If you want 25 frames, then just limit the engine to render only 25 frames with a cap, which will be streamed on 50hz for your interlaced equipments.
t.MaxFPS 25

By the way - i’m not being dismissive. I’ve been really impressed with your sharp AA tweaks (I couldn’t get it to build myself though when I tried it). I’m actually looking at other ways to sharpen the engine output myself. I’ve been using the engine to run a realtime graphics system on a live TV show, but I had a conversation with the gallery about the engine output not being sharp enough even when I oversample the image at 150 percent or whatever. Yesterday I tried something new which really worked well - I setup nvidia’s DSR super resolution mode so I could run the engine at 4k which is downsampled to 1080p, then in the engine I can set the screenpercentage to 40 percent or something and get a really nice image. I think the engine’s working just as hard (if not less) and the card is taking care of the output and doing a nice job of it. I’ve got a dynamic setting to make sure the engine output is locked to around 2.5MPixels per frame regardless of the resolution.

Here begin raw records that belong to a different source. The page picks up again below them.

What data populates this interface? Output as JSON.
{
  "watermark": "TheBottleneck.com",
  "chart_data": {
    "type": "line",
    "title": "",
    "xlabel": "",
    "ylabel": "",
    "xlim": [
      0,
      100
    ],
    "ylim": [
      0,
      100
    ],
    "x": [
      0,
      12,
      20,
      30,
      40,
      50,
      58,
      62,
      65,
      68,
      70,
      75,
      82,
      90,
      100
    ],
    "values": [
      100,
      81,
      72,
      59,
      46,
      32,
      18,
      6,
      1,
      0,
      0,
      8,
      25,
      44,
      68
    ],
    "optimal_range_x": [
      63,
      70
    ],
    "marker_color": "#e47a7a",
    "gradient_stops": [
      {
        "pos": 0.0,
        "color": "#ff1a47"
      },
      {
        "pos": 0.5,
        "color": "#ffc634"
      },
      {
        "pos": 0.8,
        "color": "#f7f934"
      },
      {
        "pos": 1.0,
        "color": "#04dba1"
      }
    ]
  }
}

Konflict · September 22, 2017, 3:28pm

Then it would result in reduced image quality by predicting (procedurally reconstructing) the odd lines of a full sized canvas. In video technology it might works since the video signal is a bit blurry therefore the end result will not quite suffer from visible artifacts and quality loss. In computer graphics we always talk about discrete pixels and there is no room for such quasi pixels. Without serious digging into GPU bios and modifications, i don’t think you would have any chance to produce interlaced output directly from your GPU, as it is designed to work with full sized canvas only. The engine is implementing this standard as well, by using the api’s the drivers provide.

Edit:

This actually brings up back to my previous post where i mentioned that the vector and geometry informations would require to be calculated twice per time frame, and this not only means producing pixel informations of geometries but actually calculating all the triangles on the gpu. Doing this twice for a full size canvas would result in performance loss, and equals the situation when you have twice that many triangles in a scene. As for the pixel output side of things, producing 2 half frames versus one full frame, there is no performance differences, because the GPU is a multi threaded chip where the individual threads actually work in a parallel manner, thus makes no difference when and how you generate the digital images at the end.

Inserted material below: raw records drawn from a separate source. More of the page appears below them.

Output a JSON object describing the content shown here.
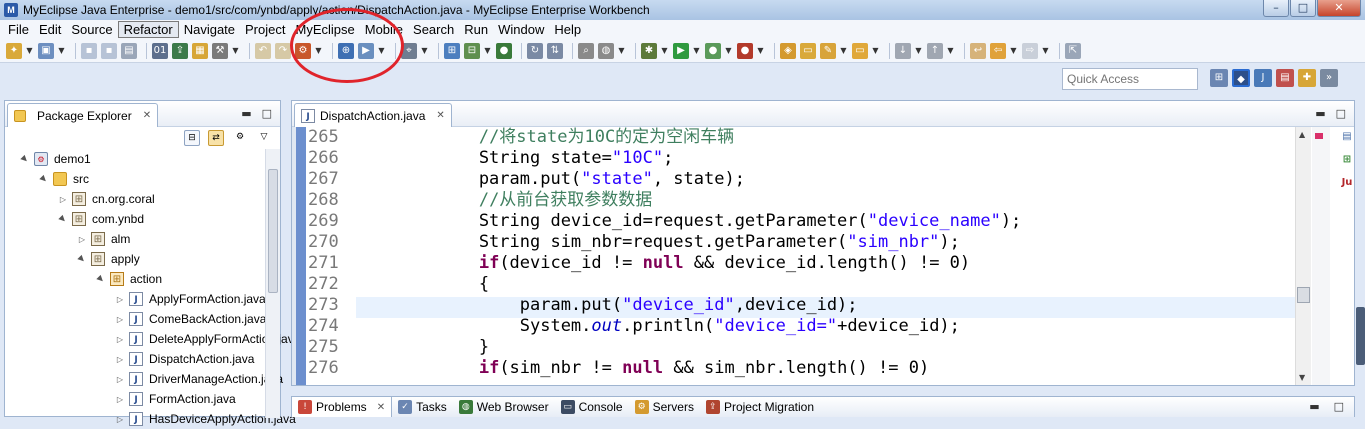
{
  "window": {
    "title": "MyEclipse Java Enterprise - demo1/src/com/ynbd/apply/action/DispatchAction.java - MyEclipse Enterprise Workbench",
    "minimize": "–",
    "maximize": "□",
    "close": "✕"
  },
  "menu": [
    "File",
    "Edit",
    "Source",
    "Refactor",
    "Navigate",
    "Project",
    "MyEclipse",
    "Mobile",
    "Search",
    "Run",
    "Window",
    "Help"
  ],
  "menu_active": "Refactor",
  "quick_access": {
    "placeholder": "Quick Access"
  },
  "package_explorer": {
    "tab_label": "Package Explorer",
    "tree": [
      {
        "label": "demo1",
        "icon": "project-icon",
        "twisty": "▲",
        "indent": 0
      },
      {
        "label": "src",
        "icon": "source-folder-icon",
        "twisty": "▲",
        "indent": 1
      },
      {
        "label": "cn.org.coral",
        "icon": "package-icon",
        "twisty": "▷",
        "indent": 2
      },
      {
        "label": "com.ynbd",
        "icon": "package-icon",
        "twisty": "▲",
        "indent": 2
      },
      {
        "label": "alm",
        "icon": "package-icon",
        "twisty": "▷",
        "indent": 3
      },
      {
        "label": "apply",
        "icon": "package-icon",
        "twisty": "▲",
        "indent": 3
      },
      {
        "label": "action",
        "icon": "package-open-icon",
        "twisty": "▲",
        "indent": 4
      },
      {
        "label": "ApplyFormAction.java",
        "icon": "java-file-icon",
        "twisty": "▷",
        "indent": 5
      },
      {
        "label": "ComeBackAction.java",
        "icon": "java-file-icon",
        "twisty": "▷",
        "indent": 5
      },
      {
        "label": "DeleteApplyFormAction.java",
        "icon": "java-file-icon",
        "twisty": "▷",
        "indent": 5
      },
      {
        "label": "DispatchAction.java",
        "icon": "java-file-icon",
        "twisty": "▷",
        "indent": 5
      },
      {
        "label": "DriverManageAction.java",
        "icon": "java-file-icon",
        "twisty": "▷",
        "indent": 5
      },
      {
        "label": "FormAction.java",
        "icon": "java-file-icon",
        "twisty": "▷",
        "indent": 5
      },
      {
        "label": "HasDeviceApplyAction.java",
        "icon": "java-file-icon",
        "twisty": "▷",
        "indent": 5
      }
    ]
  },
  "editor": {
    "tab_label": "DispatchAction.java",
    "lines": [
      {
        "num": "265",
        "segments": [
          {
            "t": "            ",
            "c": "plain"
          },
          {
            "t": "//将state为10C的定为空闲车辆",
            "c": "comment"
          }
        ]
      },
      {
        "num": "266",
        "segments": [
          {
            "t": "            String state=",
            "c": "plain"
          },
          {
            "t": "\"10C\"",
            "c": "string"
          },
          {
            "t": ";",
            "c": "plain"
          }
        ]
      },
      {
        "num": "267",
        "segments": [
          {
            "t": "            param.put(",
            "c": "plain"
          },
          {
            "t": "\"state\"",
            "c": "string"
          },
          {
            "t": ", state);",
            "c": "plain"
          }
        ]
      },
      {
        "num": "268",
        "segments": [
          {
            "t": "            ",
            "c": "plain"
          },
          {
            "t": "//从前台获取参数数据",
            "c": "comment"
          }
        ]
      },
      {
        "num": "269",
        "segments": [
          {
            "t": "            String device_id=request.getParameter(",
            "c": "plain"
          },
          {
            "t": "\"device_name\"",
            "c": "string"
          },
          {
            "t": ");",
            "c": "plain"
          }
        ]
      },
      {
        "num": "270",
        "segments": [
          {
            "t": "            String sim_nbr=request.getParameter(",
            "c": "plain"
          },
          {
            "t": "\"sim_nbr\"",
            "c": "string"
          },
          {
            "t": ");",
            "c": "plain"
          }
        ]
      },
      {
        "num": "271",
        "segments": [
          {
            "t": "            ",
            "c": "plain"
          },
          {
            "t": "if",
            "c": "keyword"
          },
          {
            "t": "(device_id != ",
            "c": "plain"
          },
          {
            "t": "null",
            "c": "keyword"
          },
          {
            "t": " && device_id.length() != 0)",
            "c": "plain"
          }
        ]
      },
      {
        "num": "272",
        "segments": [
          {
            "t": "            {",
            "c": "plain"
          }
        ]
      },
      {
        "num": "273",
        "segments": [
          {
            "t": "                param.put(",
            "c": "plain"
          },
          {
            "t": "\"device_id\"",
            "c": "string"
          },
          {
            "t": ",device_id);",
            "c": "plain"
          }
        ]
      },
      {
        "num": "274",
        "segments": [
          {
            "t": "                System.",
            "c": "plain"
          },
          {
            "t": "out",
            "c": "field"
          },
          {
            "t": ".println(",
            "c": "plain"
          },
          {
            "t": "\"device_id=\"",
            "c": "string"
          },
          {
            "t": "+device_id);",
            "c": "plain"
          }
        ]
      },
      {
        "num": "275",
        "segments": [
          {
            "t": "            }",
            "c": "plain"
          }
        ]
      },
      {
        "num": "276",
        "segments": [
          {
            "t": "            ",
            "c": "plain"
          },
          {
            "t": "if",
            "c": "keyword"
          },
          {
            "t": "(sim_nbr != ",
            "c": "plain"
          },
          {
            "t": "null",
            "c": "keyword"
          },
          {
            "t": " && sim_nbr.length() != 0)",
            "c": "plain"
          }
        ]
      }
    ],
    "colors": {
      "comment": "#3f7f5f",
      "string": "#2a00ff",
      "keyword": "#7f0055",
      "field": "#0000c0",
      "plain": "#000000"
    }
  },
  "bottom_tabs": [
    {
      "label": "Problems",
      "icon": "problems-icon",
      "active": true
    },
    {
      "label": "Tasks",
      "icon": "tasks-icon",
      "active": false
    },
    {
      "label": "Web Browser",
      "icon": "web-browser-icon",
      "active": false
    },
    {
      "label": "Console",
      "icon": "console-icon",
      "active": false
    },
    {
      "label": "Servers",
      "icon": "servers-icon",
      "active": false
    },
    {
      "label": "Project Migration",
      "icon": "project-migration-icon",
      "active": false
    }
  ],
  "right_icons": [
    "outline-icon",
    "hierarchy-icon",
    "junit-icon"
  ],
  "right_icon_text": {
    "junit": "Ju"
  },
  "accent": {
    "highlight_circle": "#e0242b"
  }
}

Konflict · September 22, 2017, 3:38pm

I’m sorry to hear, tho you maybe should just have modified the shader code only, and then press the ctrl+shift+dot key combo in the editor to recompile the shader. This doesn’t actually require you to recompile the engine source code. If you have issues with finding the location of the line in different engine build just hit me up in the topic and we shall find a line number where to put that line of code.

Supersample is actually producing you better image clarity, but as you are aware there are better antialiasing methods available you can try. If you can go with forward rendering, then MSAA should be an option for you as it is the closest simulation of supersampling with decent framerates. SMAA is also famous antialiasing method with blade sharp edges, tho it suffers from line discontinuity and other image artifacts. Both msaa and smaa are also subject to specular aliasing problems, that you can probably solve on the material level.

That is amazing, and glad to hear you were able to set this up. I’ll look into it to see what else can be done with DSR as i have never really tested this feature before!